In other words, one in five players actually paid real money to play the game. That means you would most likely have a friend whose Pokeballs were bought with real money and not picked up from Pokestops.

Now, this is purely from Pokecoins—Pokémon GO has several other ways to make money.

The first is sponsored locations: in Japan, the nation where the first Pokémon was born, Pokémon GO works with McDonald’s to turn their 3,000 outlets into gyms, so players would be lured to the fast-food outlets for a battle of Pokemons and also a cheeseburger. The amount McDonald’s pays to the developer of Pokémon GO is undisclosed.

The second is in-app advertising: at this moment, programmatic advertisement is not seen in the game, unlike other mobile games that had gone viral. Flappy Bird itself earned USD$50,000 per day just on advertising: you can expect Pokémon GO, if it ever supports it, might just crash the ad network’s server.

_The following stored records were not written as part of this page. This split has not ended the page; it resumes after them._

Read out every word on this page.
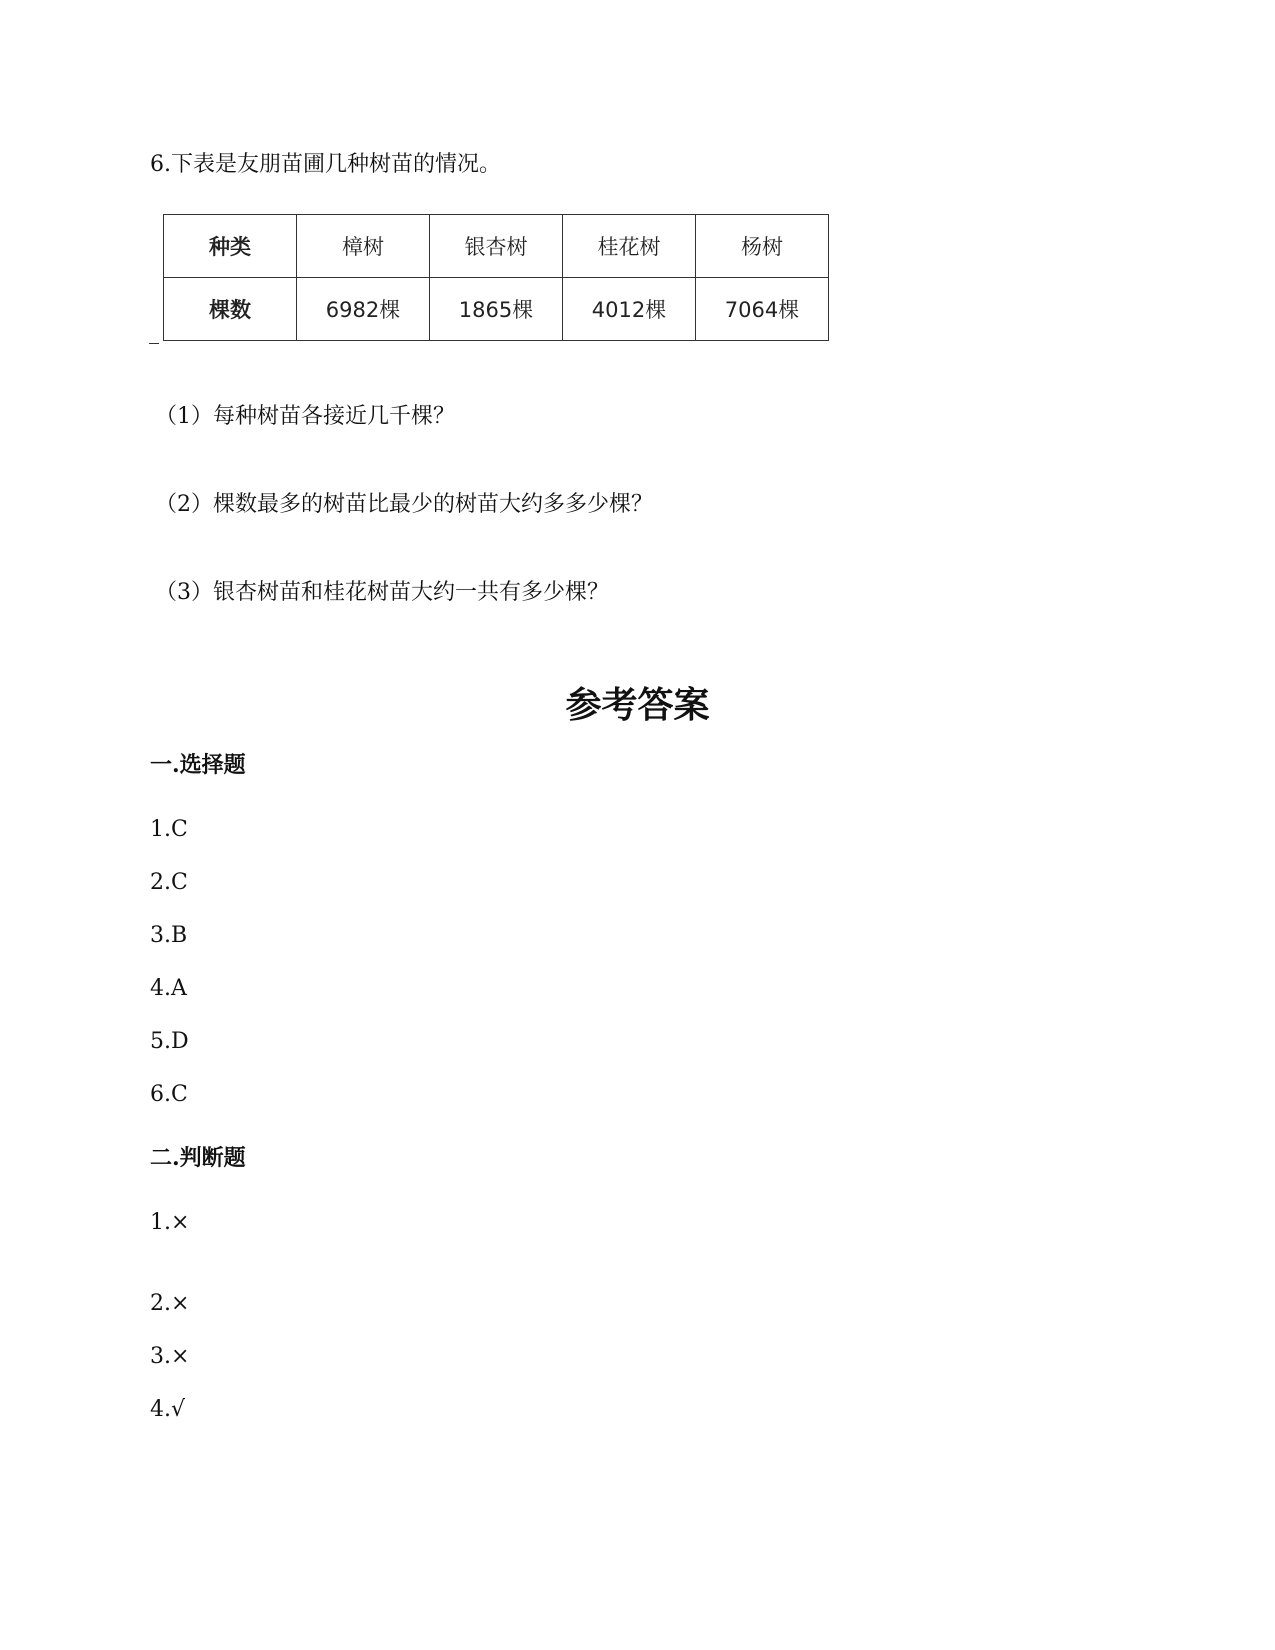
6.下表是友朋苗圃几种树苗的情况。
种类	樟树	银杏树	桂花树	杨树
棵数	6982棵	1865棵	4012棵	7064棵
（1）每种树苗各接近几千棵？
（2）棵数最多的树苗比最少的树苗大约多多少棵？
（3）银杏树苗和桂花树苗大约一共有多少棵？
参考答案
一.选择题
1.C
2.C
3.B
4.A
5.D
6.C
二.判断题
1.×
2.×
3.×
4.√
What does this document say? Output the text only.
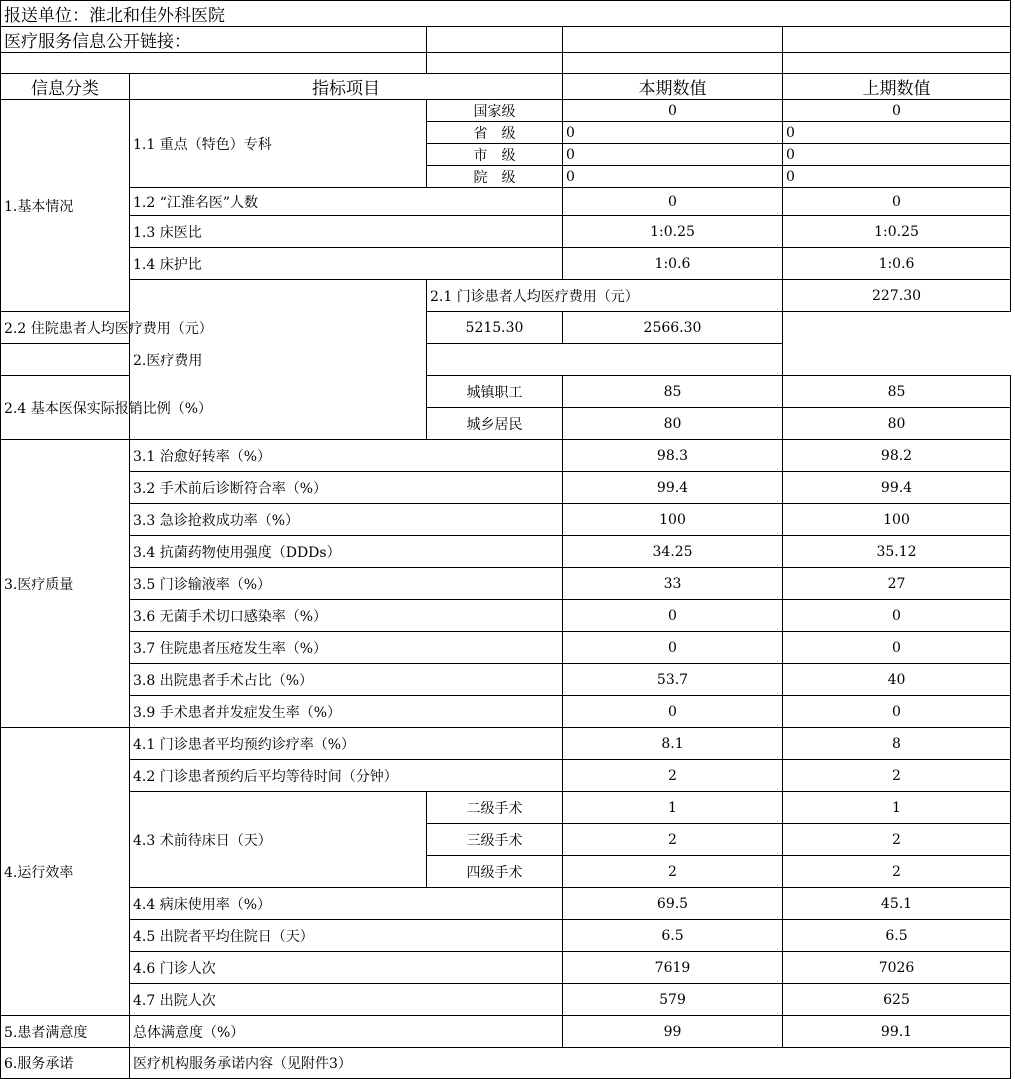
报送单位：淮北和佳外科医院					
医疗服务信息公开链接：					

信息分类	指标项目		本期数值	上期数值	
1.基本情况	1.1 重点（特色）专科	国家级	0	0	
		省　级	0	0	
		市　级	0	0	
		院　级	0	0	
	1.2 “江淮名医”人数		0	0	
	1.3 床医比		1:0.25	1:0.25	
	1.4 床护比		1:0.6	1:0.6	
	2.医疗费用	2.1 门诊患者人均医疗费用（元）		227.30	
2.2 住院患者人均医疗费用（元）		5215.30	2566.30		

2.4 基本医保实际报销比例（%）		城镇职工	85	85	
		城乡居民	80	80	
3.医疗质量	3.1 治愈好转率（%）		98.3	98.2	
	3.2 手术前后诊断符合率（%）		99.4	99.4	
	3.3 急诊抢救成功率（%）		100	100	
	3.4 抗菌药物使用强度（DDDs）		34.25	35.12	
	3.5 门诊输液率（%）		33	27	
	3.6 无菌手术切口感染率（%）		0	0	
	3.7 住院患者压疮发生率（%）		0	0	
	3.8 出院患者手术占比（%）		53.7	40	
	3.9 手术患者并发症发生率（%）		0	0	
4.运行效率	4.1 门诊患者平均预约诊疗率（%）		8.1	8	
	4.2 门诊患者预约后平均等待时间（分钟）		2	2	
	4.3 术前待床日（天）	二级手术	1	1	
		三级手术	2	2	
		四级手术	2	2	
	4.4 病床使用率（%）		69.5	45.1	
	4.5 出院者平均住院日（天）		6.5	6.5	
	4.6 门诊人次		7619	7026	
	4.7 出院人次		579	625	
5.患者满意度	总体满意度（%）		99	99.1	
6.服务承诺	医疗机构服务承诺内容（见附件3）				
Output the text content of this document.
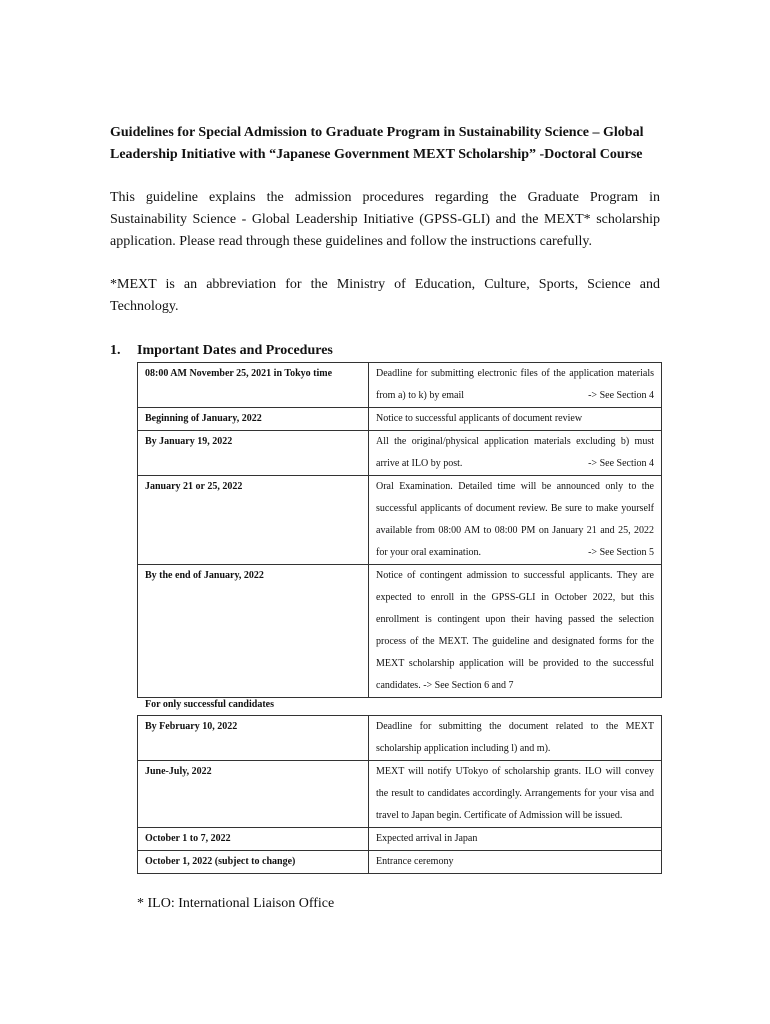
Guidelines for Special Admission to Graduate Program in Sustainability Science – Global Leadership Initiative with “Japanese Government MEXT Scholarship” -Doctoral Course
This guideline explains the admission procedures regarding the Graduate Program in Sustainability Science - Global Leadership Initiative (GPSS-GLI) and the MEXT* scholarship application. Please read through these guidelines and follow the instructions carefully.
*MEXT is an abbreviation for the Ministry of Education, Culture, Sports, Science and Technology.
1. Important Dates and Procedures
08:00 AM November 25, 2021 in Tokyo time	Deadline for submitting electronic files of the application materials from a) to k) by email -> See Section 4

Beginning of January, 2022	Notice to successful applicants of document review
By January 19, 2022	All the original/physical application materials excluding b) must arrive at ILO by post. -> See Section 4

January 21 or 25, 2022	Oral Examination. Detailed time will be announced only to the successful applicants of document review. Be sure to make yourself available from 08:00 AM to 08:00 PM on January 21 and 25, 2022 for your oral examination. -> See Section 5

By the end of January, 2022	Notice of contingent admission to successful applicants. They are expected to enroll in the GPSS-GLI in October 2022, but this enrollment is contingent upon their having passed the selection process of the MEXT. The guideline and designated forms for the MEXT scholarship application will be provided to the successful candidates. -> See Section 6 and 7
For only successful candidates
By February 10, 2022	Deadline for submitting the document related to the MEXT scholarship application including l) and m).
June-July, 2022	MEXT will notify UTokyo of scholarship grants. ILO will convey the result to candidates accordingly. Arrangements for your visa and travel to Japan begin. Certificate of Admission will be issued.
October 1 to 7, 2022	Expected arrival in Japan
October 1, 2022 (subject to change)	Entrance ceremony
* ILO: International Liaison Office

Moneynation.com projects that it will earn well over USD$16 billion just on advertisement: that’s more than USD$1 billion a month, or over USD$30 million per day.

In total? If it continues earning over USD$5 million per day just on Pokecoins and USD$30 million per day on in-app advertisements, that’s over USD$12 billion dollars a year.

That’s more than Singapore GDP in 1980. Pokémon GO is really serious business.